Cisco IOS-XR Streaming Telemetry with Telegraf
Published on .
Introduction
For various reasons I want to monitor the amount of RPKI ROAs a certain amount of routers are receiving from two running RPKI validators. This data is not - as far as I know - available via SNMP but has to be streamed using streaming telemetry. This means that the router is pushing data towards a collector, instead of the collector pulling data from the router.
Cisco has some information about the subject, albeit outdated. The pipeline code is not maintained anymore but instead Telegraf can be used.
In the end Telegraf will take the incoming telemetry data and output it in a Prometheus format that can be scraped and visualized in for instance Grafana. I will not cover the scraping and visualizing part, there are already tons of information on that online.
The routers are all running IOS-XR 6.5.3, both 32- and 64-bit versions.
Install and configure Telegraf
Download and install Telegraf using the instructions on the site.
Open up /etc/telegraf/telegraf.conf
and take a look around. If you haven’t used Telegraf before it’s basically a massive plugin system. There are tons of inputs and outputs that can accept data and output it in different formats. In this case I will be using the cisco_telemetry_mdt
input plugin to accept the telemetry data from the routers and the prometheus_client
output plugin to have the data outputted in a Prometheus format.
To enable the two mentioned plugins just find them in the configuration file and remove the comments. Make sure to change the transport protocol from grpc to tcp:
[[inputs.cisco_telemetry_mdt]]
## Telemetry transport can be "tcp" or "grpc". TLS is only supported when
## using the grpc transport.
transport = "tcp"
## Address and port to host telemetry listener
service_address = ":57000"
[[outputs.prometheus_client]]
## Address to listen on
listen = ":9273"
Run systemd restart telegraf
and make sure it’s running (ps aux
and check /var/log/syslog
for errors).
Configure the router
The configuration is made of three parts. First one or more destination-groups are configured. These are the server(s) that will receive the data from the device. Then one or more sensor-groups define what data will actually be collected. Finally a subscription is made. This defines what destinations will receive what data.

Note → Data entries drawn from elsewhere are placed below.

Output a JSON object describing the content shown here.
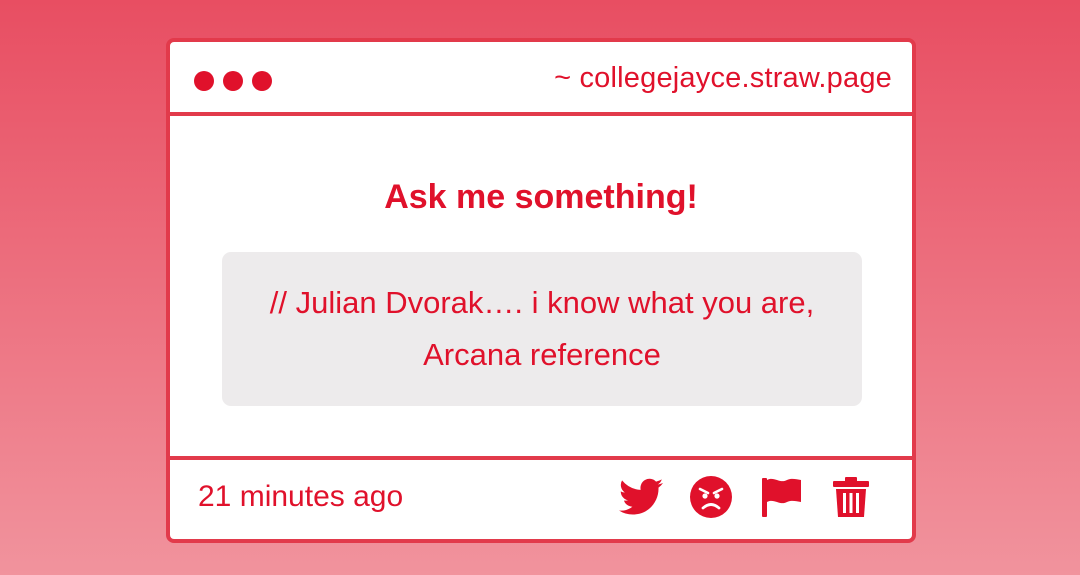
{
  "window": {
    "url": "~ collegejayce.straw.page"
  },
  "main": {
    "prompt": "Ask me something!",
    "question": "// Julian Dvorak…. i know what you are, Arcana reference"
  },
  "footer": {
    "timestamp": "21 minutes ago",
    "actions": [
      {
        "icon": "twitter-icon"
      },
      {
        "icon": "angry-face-icon"
      },
      {
        "icon": "flag-icon"
      },
      {
        "icon": "trash-icon"
      }
    ]
  },
  "colors": {
    "accent": "#e0112b",
    "border": "#e23a4b",
    "question_bg": "#edebec",
    "background_top": "#e84e62",
    "background_bottom": "#f1939d"
  }
}
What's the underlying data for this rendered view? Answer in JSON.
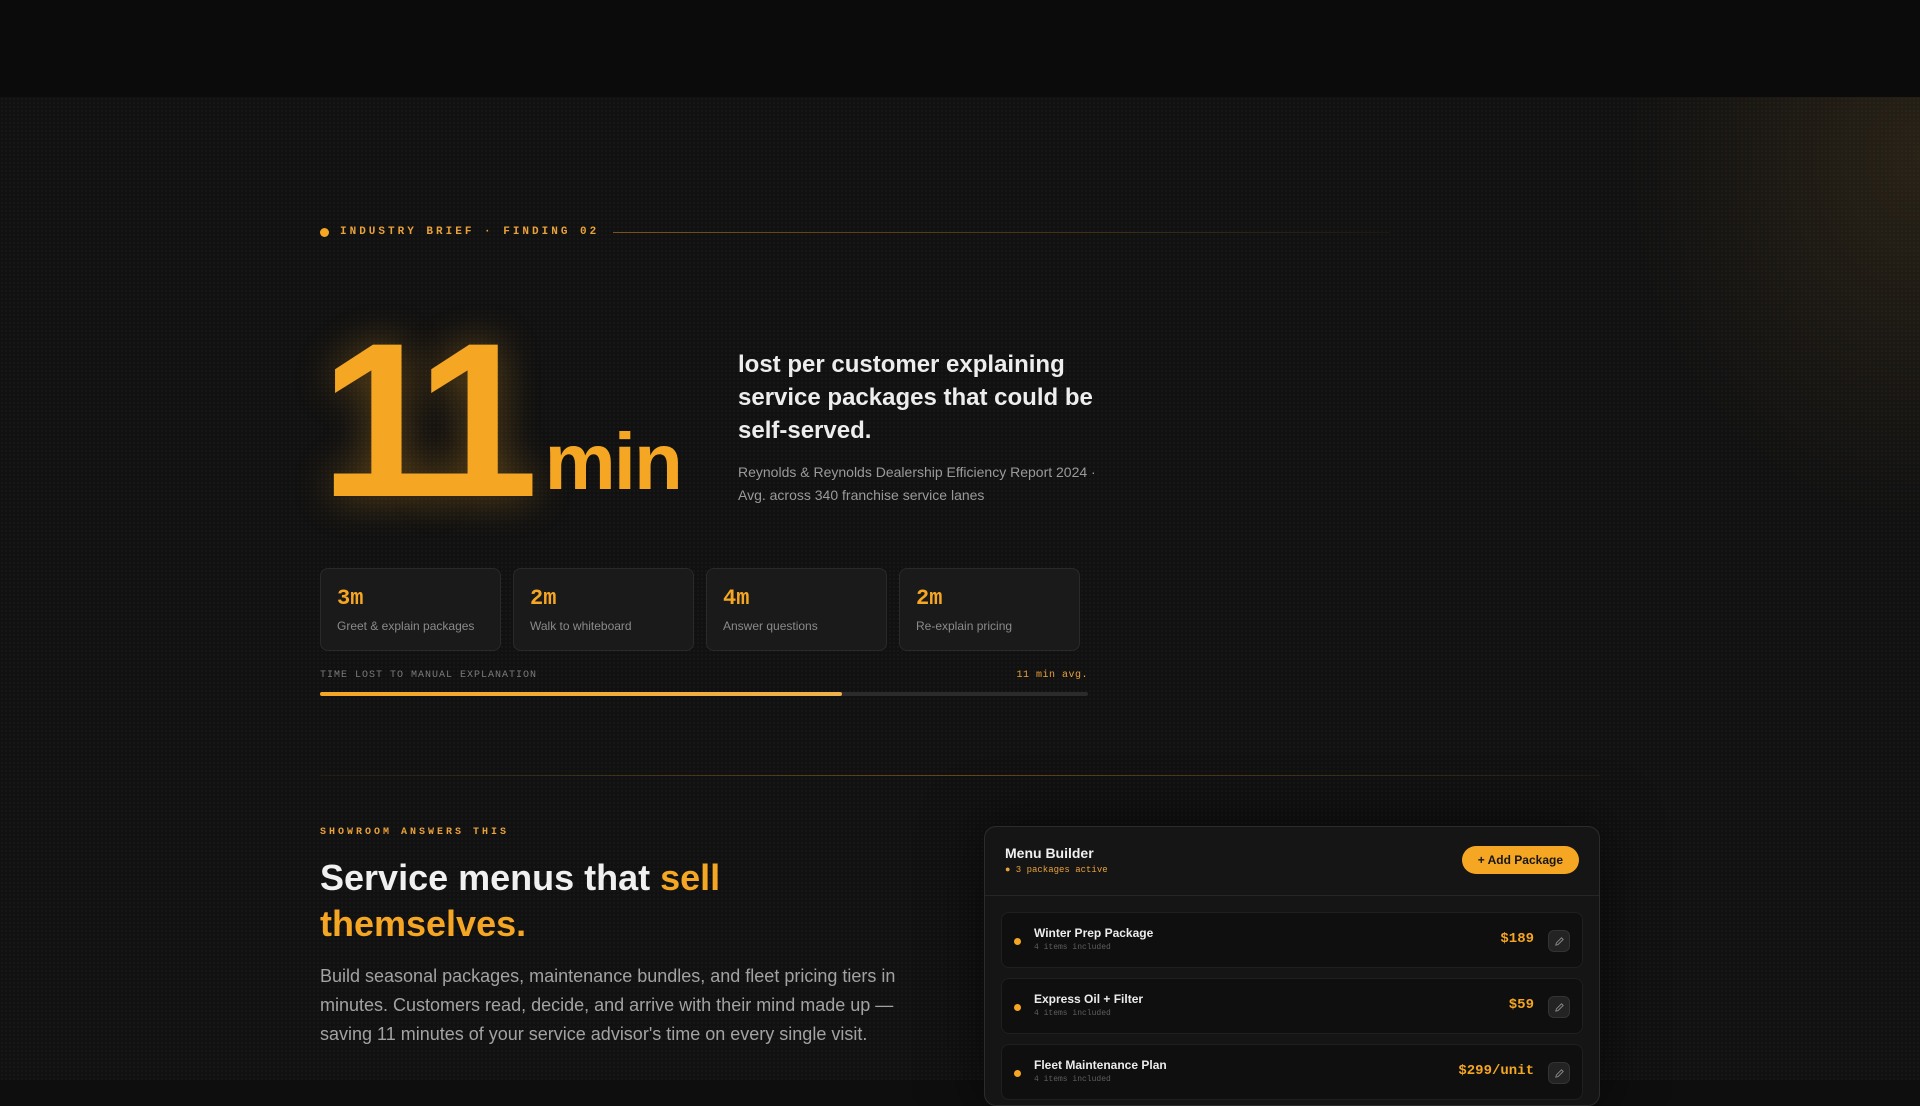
{
  "brief": {
    "eyebrow": "INDUSTRY BRIEF · FINDING 02"
  },
  "hero": {
    "number": "11",
    "unit": "min",
    "headline": "lost per customer explaining service packages that could be self-served.",
    "source": "Reynolds & Reynolds Dealership Efficiency Report 2024 · Avg. across 340 franchise service lanes"
  },
  "stats": [
    {
      "value": "3m",
      "label": "Greet & explain packages"
    },
    {
      "value": "2m",
      "label": "Walk to whiteboard"
    },
    {
      "value": "4m",
      "label": "Answer questions"
    },
    {
      "value": "2m",
      "label": "Re-explain pricing"
    }
  ],
  "progress": {
    "label": "TIME LOST TO MANUAL EXPLANATION",
    "value_text": "11 min avg.",
    "fill_fraction": 0.68
  },
  "section": {
    "eyebrow": "SHOWROOM ANSWERS THIS",
    "title_prefix": "Service menus that ",
    "title_accent": "sell themselves.",
    "body": "Build seasonal packages, maintenance bundles, and fleet pricing tiers in minutes. Customers read, decide, and arrive with their mind made up — saving 11 minutes of your service advisor's time on every single visit."
  },
  "menu_builder": {
    "title": "Menu Builder",
    "status": "● 3 packages active",
    "add_label": "+ Add Package",
    "packages": [
      {
        "name": "Winter Prep Package",
        "items": "4 items included",
        "price": "$189"
      },
      {
        "name": "Express Oil + Filter",
        "items": "4 items included",
        "price": "$59"
      },
      {
        "name": "Fleet Maintenance Plan",
        "items": "4 items included",
        "price": "$299/unit"
      }
    ]
  },
  "colors": {
    "accent": "#f5a623",
    "background": "#111111",
    "card": "#1a1a1a"
  }
}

A simple configuration can look like this:
RP/0/RSP1/CPU0:Router#show run telemetry model-driven
telemetry model-driven
max-containers-per-path 0
destination-group telegraf
address-family ipv4 192.0.2.10 port 57000
encoding self-describing-gpb
protocol tcp
!
!
sensor-group rpki
sensor-path Cisco-IOS-XR-ipv4-bgp-oper:bgp/instances/instance/instance-active/rpki-summary
sensor-path Cisco-IOS-XR-ipv4-bgp-oper:bgp/instances/instance/instance-active/rpki-server-list/rpki-server
!
subscription telemetry
sensor-group-id rpki strict-timer
sensor-group-id rpki sample-interval 60000
destination-id telegraf
source-interface Loopback0
!
!
Finding the sensor-paths
“The sensor path describes a YANG path or a subset of data definitions in a YANG model with a container.”
That’s quite a mouthful. I’m not going to get into what YANG is, but for our purpose we need to find the path containing the data we wish to receive and configure it as a sensor-path
. I don’t have an exact method to it, I cloned the YangModels GitHub repo and started searching. Eventually I found the Cisco-IOS-XR-ipv4-bgp-oper.yang file which contains the RPKI-SUMMARY
and RPKI-SERVER-LIST
groupings. From here I did some testing, based on other configuration examples from the Cisco documentation and plain trial and error.

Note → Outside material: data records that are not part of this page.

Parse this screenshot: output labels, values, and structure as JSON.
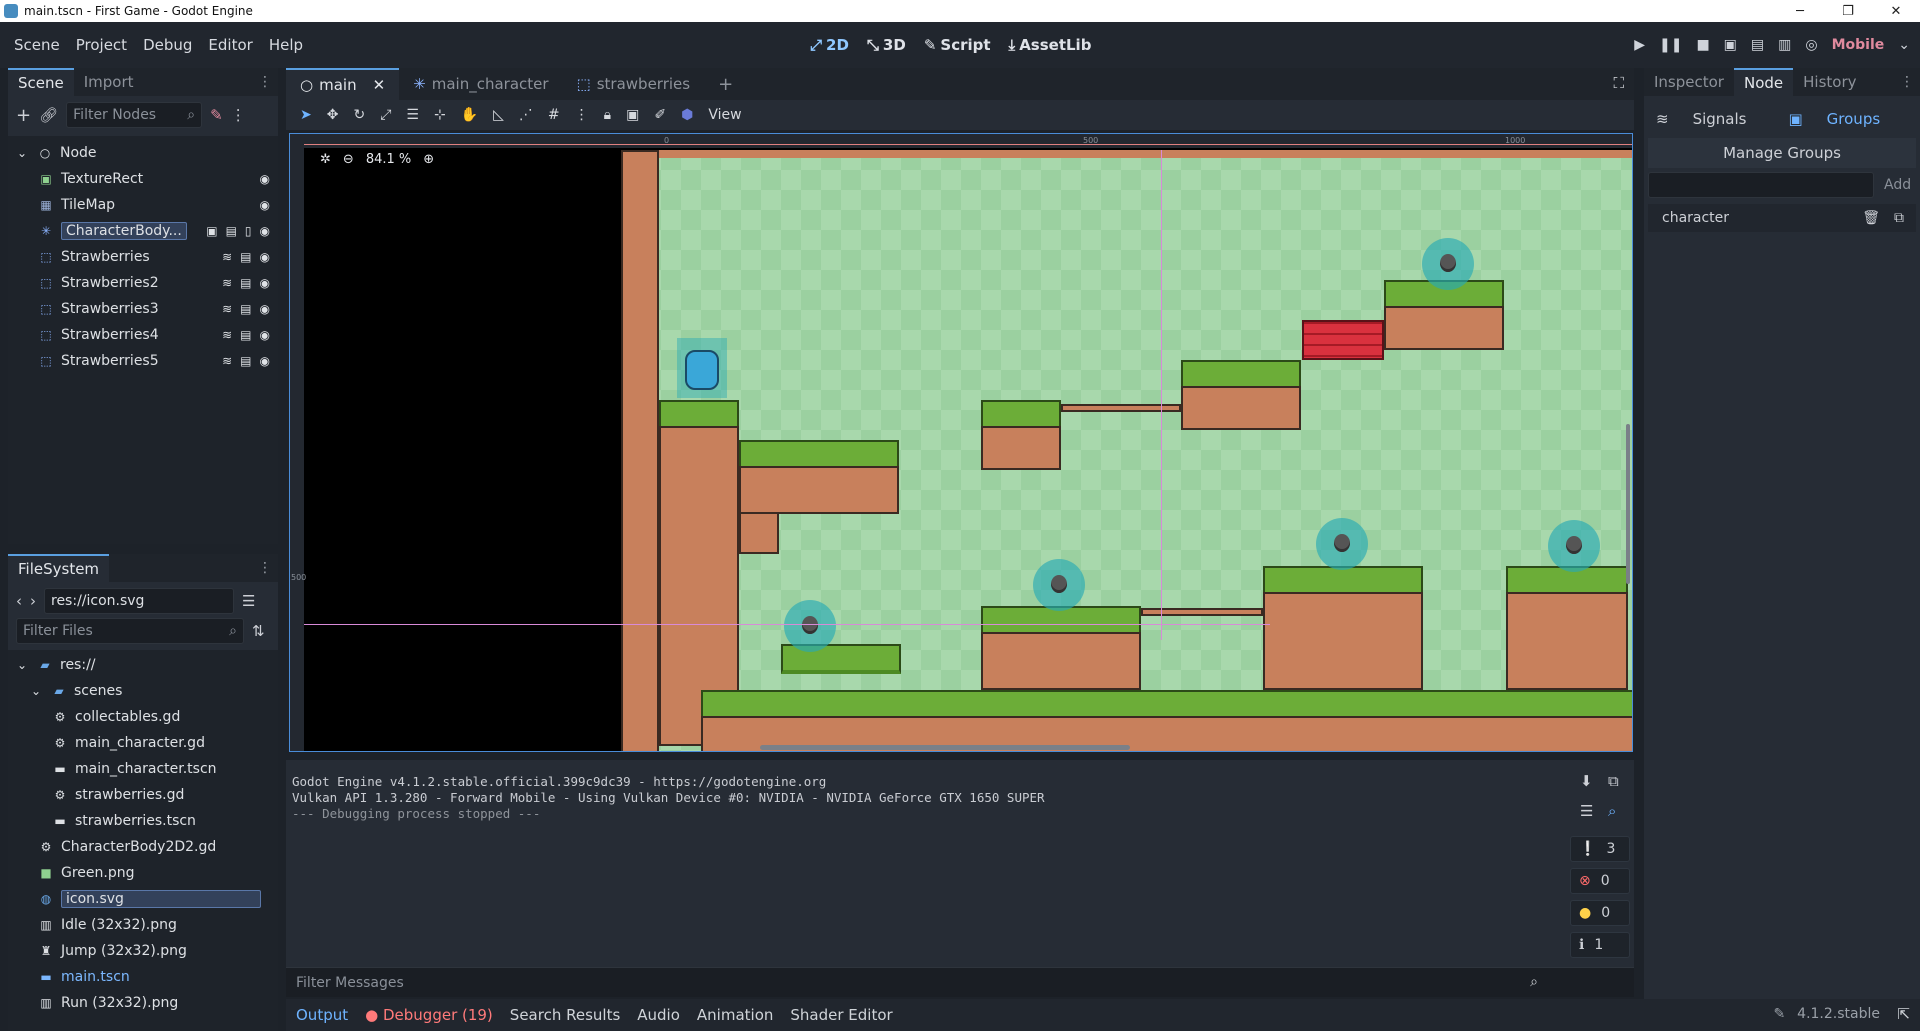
{
  "window": {
    "title": "main.tscn - First Game - Godot Engine"
  },
  "menu": [
    "Scene",
    "Project",
    "Debug",
    "Editor",
    "Help"
  ],
  "workspaces": [
    "2D",
    "3D",
    "Script",
    "AssetLib"
  ],
  "renderer": "Mobile",
  "scene_dock": {
    "tabs": [
      "Scene",
      "Import"
    ],
    "filter_placeholder": "Filter Nodes",
    "nodes": [
      {
        "label": "Node",
        "icon": "node-icon"
      },
      {
        "label": "TextureRect",
        "icon": "texture-rect-icon"
      },
      {
        "label": "TileMap",
        "icon": "tilemap-icon"
      },
      {
        "label": "CharacterBody...",
        "icon": "character-body-icon"
      },
      {
        "label": "Strawberries",
        "icon": "area-icon"
      },
      {
        "label": "Strawberries2",
        "icon": "area-icon"
      },
      {
        "label": "Strawberries3",
        "icon": "area-icon"
      },
      {
        "label": "Strawberries4",
        "icon": "area-icon"
      },
      {
        "label": "Strawberries5",
        "icon": "area-icon"
      }
    ]
  },
  "filesystem": {
    "title": "FileSystem",
    "path": "res://icon.svg",
    "filter_placeholder": "Filter Files",
    "items": [
      {
        "label": "res://",
        "icon": "folder-icon"
      },
      {
        "label": "scenes",
        "icon": "folder-icon"
      },
      {
        "label": "collectables.gd",
        "icon": "gear-icon"
      },
      {
        "label": "main_character.gd",
        "icon": "gear-icon"
      },
      {
        "label": "main_character.tscn",
        "icon": "scene-icon"
      },
      {
        "label": "strawberries.gd",
        "icon": "gear-icon"
      },
      {
        "label": "strawberries.tscn",
        "icon": "scene-icon"
      },
      {
        "label": "CharacterBody2D2.gd",
        "icon": "gear-icon"
      },
      {
        "label": "Green.png",
        "icon": "image-icon"
      },
      {
        "label": "icon.svg",
        "icon": "image-icon"
      },
      {
        "label": "Idle (32x32).png",
        "icon": "image-icon"
      },
      {
        "label": "Jump (32x32).png",
        "icon": "image-icon"
      },
      {
        "label": "main.tscn",
        "icon": "scene-icon"
      },
      {
        "label": "Run (32x32).png",
        "icon": "image-icon"
      }
    ]
  },
  "editor_tabs": [
    "main",
    "main_character",
    "strawberries"
  ],
  "view_menu": "View",
  "zoom": "84.1 %",
  "ruler": [
    "0",
    "500",
    "1000"
  ],
  "ruler_side": "500",
  "console": {
    "lines": [
      "Godot Engine v4.1.2.stable.official.399c9dc39 - https://godotengine.org",
      "Vulkan API 1.3.280 - Forward Mobile - Using Vulkan Device #0: NVIDIA - NVIDIA GeForce GTX 1650 SUPER",
      "",
      "--- Debugging process stopped ---"
    ],
    "filter_placeholder": "Filter Messages",
    "counts": {
      "messages": "3",
      "errors": "0",
      "warnings": "0",
      "info": "1"
    }
  },
  "bottom_tabs": [
    "Output",
    "Debugger (19)",
    "Search Results",
    "Audio",
    "Animation",
    "Shader Editor"
  ],
  "version": "4.1.2.stable",
  "inspector": {
    "tabs": [
      "Inspector",
      "Node",
      "History"
    ],
    "subtabs": [
      "Signals",
      "Groups"
    ],
    "manage": "Manage Groups",
    "add_label": "Add",
    "groups": [
      "character"
    ]
  }
}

One command that’s helpful in verifying the path is mdt_exec. When executed on the device a proper path will output data while a not proper path will output nothing.
Unfortunately I don’t have a better way of finding and testing the paths.
Verify the setup
RP/0/RSP1/CPU0:Router#show telemetry model-driven sensor-group
Sensor Group Id:rpki
Sensor Path: Cisco-IOS-XR-ipv4-bgp-oper:bgp/instances/instance/instance-active/rpki-summary
Sensor Path State: Resolved
Sensor Path: Cisco-IOS-XR-ipv4-bgp-oper:bgp/instances/instance/instance-active/rpki-server-list/rpki-server
Sensor Path State: Resolved
RP/0/RSP1/CPU0:Router#show telemetry model-driven subscription
Subscription: telemetry State: ACTIVE
-------------
Sensor groups:
Id Interval(ms) State
rpki 60000 Resolved
Destination Groups:
Id Encoding Transport State Port Vrf IP
telegraf self-describing-gpb tcp Active 57000 192.0.2.10
No TLS
The Sensor Path State
being Resolved
means the device has successfully found the YANG sensor path and data can be read, while the destination group state
being Active
means the device has setup a connection to Telegraf and data is sent.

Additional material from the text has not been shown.